Make sure to use good scanner settings. The following scan suggestions assume that your page size is about 8.5" x 11". For black and white documents: scan to "Black & White image" and use at least 100 dpi. For documents that have greyscale photos in them: scan to "Greyscale" and use at least 200 dpi. For documents with color photos: Scan to "color" and use at least 200-300 dpi. "More dpi" is not always better. Scan a few pages and see how your images look before doing a full scan. you may find that your separate images are 5+ mb in size. Imagine scanning 40 pages of a history. The final PDF file size would basically be 200+ mb in size. WAY to big! The ideal PDF file sizes should be kept under 15mb. There are ways to shrink PDF file size, but sometimes with larger images, they don't work as well.
If you only have access to a flatbed scanner, scan each page as a separate image with some type of filename that includes a page number at the beginning of the filename. An example might be: p1-Mary's History.jpeg, p2-Mary's History.jpeg. This makes it easier to sequentially assemble all these single pages into a single PDF document. There are several free online places that will do this for you. For information on how to do that CLICK HERE.
If you have access to a multipage document scanner, then simply insert the pages of your paper history into the scanner. If you don't have one but would like to try one, contact your local Family History Center, as many of them may have one to use. These scanners quickly scan the stack of histories and will combine all the pages into a single PDF document which can be shared easily through email, flash drives, etc.

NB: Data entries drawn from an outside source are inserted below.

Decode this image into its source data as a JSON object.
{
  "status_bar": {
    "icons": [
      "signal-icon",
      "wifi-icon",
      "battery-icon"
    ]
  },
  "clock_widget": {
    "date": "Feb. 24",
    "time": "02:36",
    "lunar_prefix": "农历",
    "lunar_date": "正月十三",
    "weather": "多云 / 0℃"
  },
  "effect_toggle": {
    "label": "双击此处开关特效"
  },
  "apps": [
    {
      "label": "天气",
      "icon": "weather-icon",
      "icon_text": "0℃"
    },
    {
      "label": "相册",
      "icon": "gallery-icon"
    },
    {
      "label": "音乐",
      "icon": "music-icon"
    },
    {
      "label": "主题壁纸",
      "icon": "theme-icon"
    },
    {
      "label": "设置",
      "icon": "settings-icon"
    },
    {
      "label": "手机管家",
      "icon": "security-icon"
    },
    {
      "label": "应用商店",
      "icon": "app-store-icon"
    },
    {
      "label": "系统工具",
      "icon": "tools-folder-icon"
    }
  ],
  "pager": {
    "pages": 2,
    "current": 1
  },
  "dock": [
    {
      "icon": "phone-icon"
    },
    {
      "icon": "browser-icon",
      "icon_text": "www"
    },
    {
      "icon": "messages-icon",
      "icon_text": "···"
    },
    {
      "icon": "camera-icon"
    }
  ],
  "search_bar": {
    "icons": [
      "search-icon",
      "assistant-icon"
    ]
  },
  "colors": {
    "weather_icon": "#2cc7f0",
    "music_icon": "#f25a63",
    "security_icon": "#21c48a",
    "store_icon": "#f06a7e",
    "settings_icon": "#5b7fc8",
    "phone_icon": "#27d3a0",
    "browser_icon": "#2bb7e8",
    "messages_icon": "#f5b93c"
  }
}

There are several options for OCR software that can convert your PDF document for you. Paid software versions can cost $100 or more, but will also have greater success at conversion. However, there are also many free options to try that do a pretty good job if your original paper documents were in good shape. OCR2Edit.com is one option to look at. ImageToText.com is another one to try. Google "Image to Text" and there will be other possibilities as well. You just need to drag your file onto a specific upload box on their webpage, and they will do the conversion. When completed, you can download the resulting text document. There will likely be some need to reformat and correct word spellings, again depending on the quality of your scanned document. As these free online apps gain popularity, some of them over the years have begun to charge after a few free conversions. If so, just google for other free sites that come up using searches like "image to text" or "OCR documents", and so forth.

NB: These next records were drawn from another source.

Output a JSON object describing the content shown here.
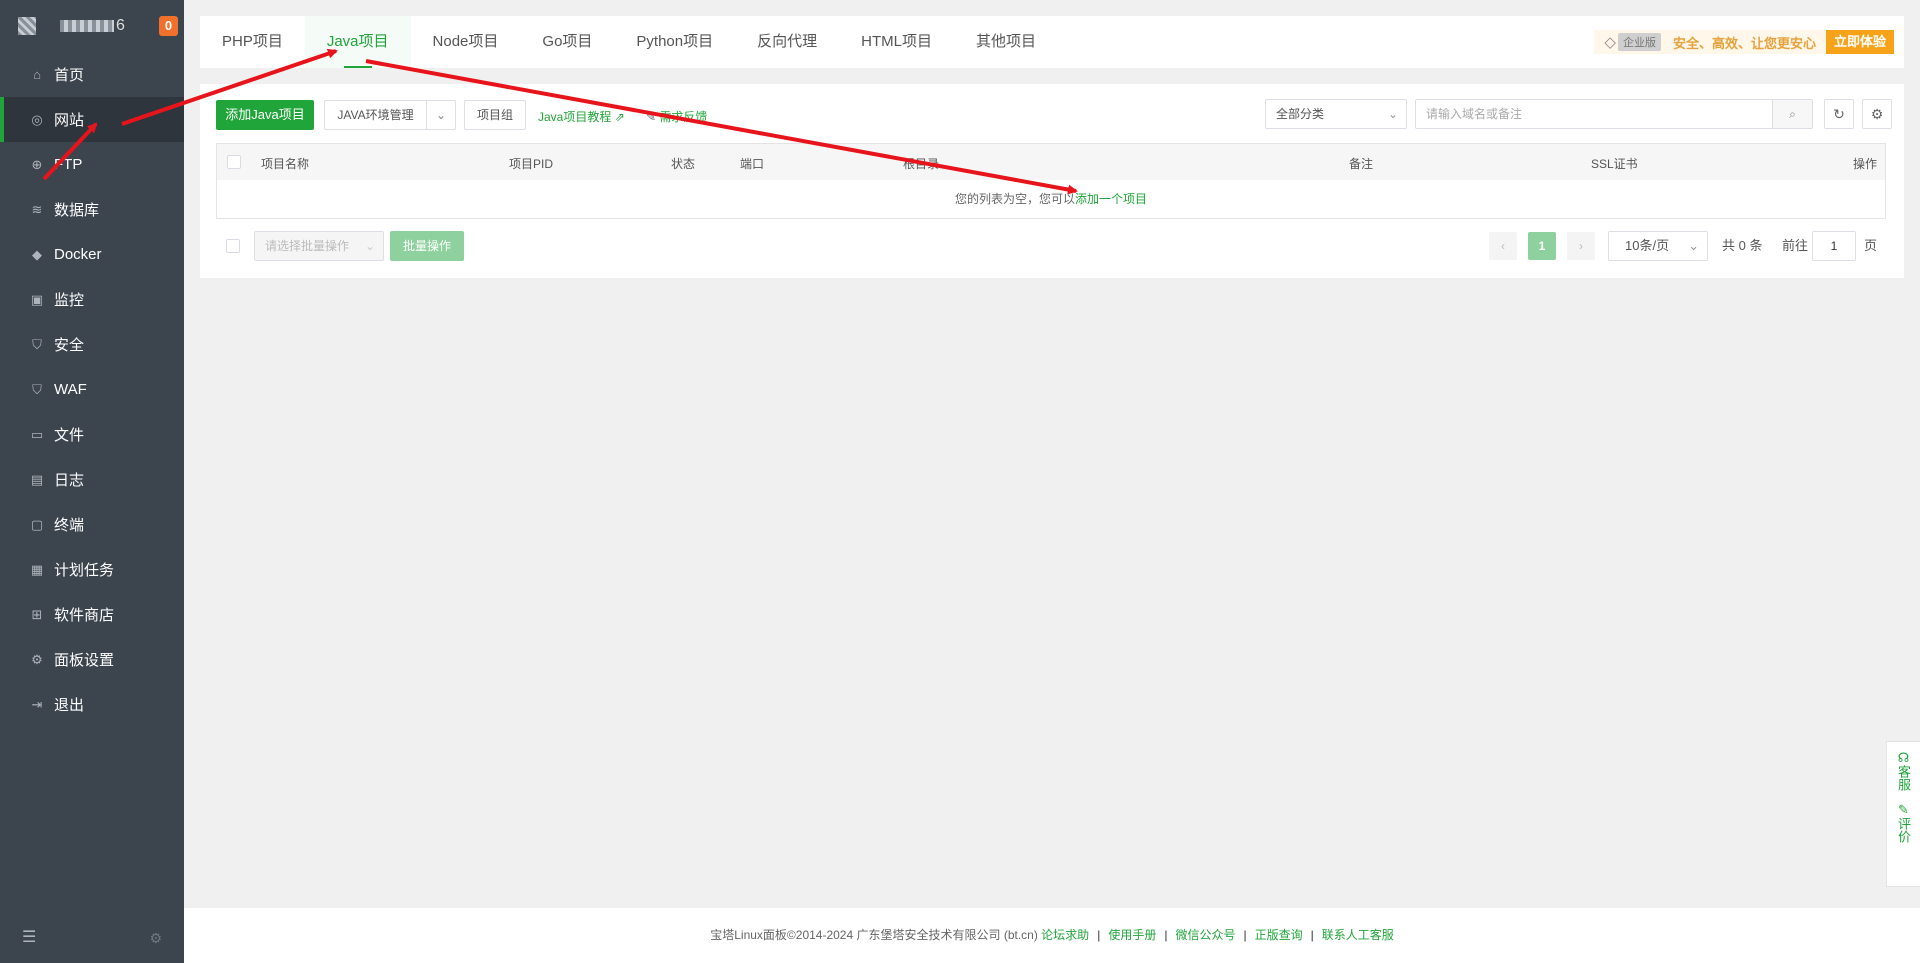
{
  "brand": {
    "name_suffix": "6",
    "badge": "0"
  },
  "sidebar": {
    "items": [
      {
        "label": "首页",
        "icon": "home-icon",
        "glyph": "⌂"
      },
      {
        "label": "网站",
        "icon": "globe-icon",
        "glyph": "◎",
        "active": true
      },
      {
        "label": "FTP",
        "icon": "ftp-icon",
        "glyph": "⊕"
      },
      {
        "label": "数据库",
        "icon": "database-icon",
        "glyph": "≋"
      },
      {
        "label": "Docker",
        "icon": "docker-icon",
        "glyph": "◆"
      },
      {
        "label": "监控",
        "icon": "monitor-icon",
        "glyph": "▣"
      },
      {
        "label": "安全",
        "icon": "shield-icon",
        "glyph": "⛉"
      },
      {
        "label": "WAF",
        "icon": "waf-shield-icon",
        "glyph": "⛉"
      },
      {
        "label": "文件",
        "icon": "folder-icon",
        "glyph": "▭"
      },
      {
        "label": "日志",
        "icon": "log-icon",
        "glyph": "▤"
      },
      {
        "label": "终端",
        "icon": "terminal-icon",
        "glyph": "▢"
      },
      {
        "label": "计划任务",
        "icon": "calendar-icon",
        "glyph": "▦"
      },
      {
        "label": "软件商店",
        "icon": "apps-icon",
        "glyph": "⊞"
      },
      {
        "label": "面板设置",
        "icon": "settings-icon",
        "glyph": "⚙"
      },
      {
        "label": "退出",
        "icon": "logout-icon",
        "glyph": "⇥"
      }
    ]
  },
  "tabs": [
    {
      "label": "PHP项目"
    },
    {
      "label": "Java项目",
      "active": true
    },
    {
      "label": "Node项目"
    },
    {
      "label": "Go项目"
    },
    {
      "label": "Python项目"
    },
    {
      "label": "反向代理"
    },
    {
      "label": "HTML项目"
    },
    {
      "label": "其他项目"
    }
  ],
  "promo": {
    "badge": "企业版",
    "slogan": "安全、高效、让您更安心",
    "button": "立即体验"
  },
  "toolbar": {
    "add_button": "添加Java项目",
    "env_button": "JAVA环境管理",
    "group_button": "项目组",
    "tutorial_link": "Java项目教程",
    "feedback_link": "需求反馈",
    "category_select": "全部分类",
    "search_placeholder": "请输入域名或备注"
  },
  "table": {
    "columns": [
      "项目名称",
      "项目PID",
      "状态",
      "端口",
      "根目录",
      "备注",
      "SSL证书",
      "操作"
    ],
    "empty_text": "您的列表为空，您可以",
    "empty_link": "添加一个项目"
  },
  "batch": {
    "select_placeholder": "请选择批量操作",
    "button": "批量操作"
  },
  "pagination": {
    "current_page": "1",
    "page_size": "10条/页",
    "total": "共 0 条",
    "goto_label": "前往",
    "goto_value": "1",
    "page_suffix": "页"
  },
  "footer": {
    "copyright": "宝塔Linux面板©2014-2024 广东堡塔安全技术有限公司 (bt.cn)",
    "links": [
      "论坛求助",
      "使用手册",
      "微信公众号",
      "正版查询",
      "联系人工客服"
    ]
  },
  "float_side": {
    "service": "客服",
    "review": "评价"
  },
  "colors": {
    "accent": "#20a53a",
    "sidebar_bg": "#3c444d",
    "annotation_arrow": "#e8141c",
    "promo_gold": "#f6a31a"
  }
}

If you have a Google account, you can upload your unconverted PDF document to Google Drive, Right-Click on the filename and then select the menu option of "Open with Google Docs". Google will convert the file into a text for you pretty well. You will have to do some formatting, letter corrections, etc, before saving that document to a final PDF document.

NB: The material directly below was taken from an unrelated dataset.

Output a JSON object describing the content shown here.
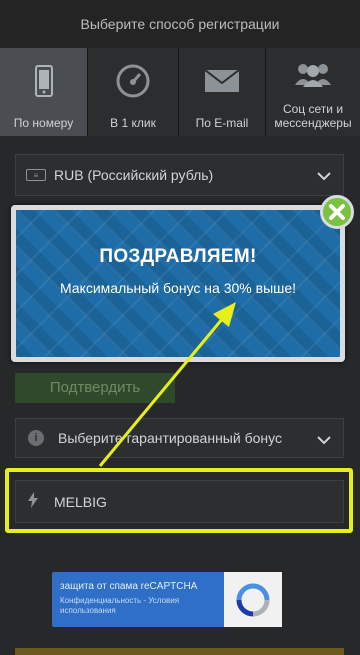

One thing to note about OCR conversions. Sometimes the photo images are not displayed well in the converted document, or at all. The higher quality OCR software does a much better job at trying to retain the original look and format to the document, such as with columns, tabs, etc. You may decide that the photos that were in the original document are not that great of quality and just remove them. You may also decide that you have other better photos to insert into the document instead.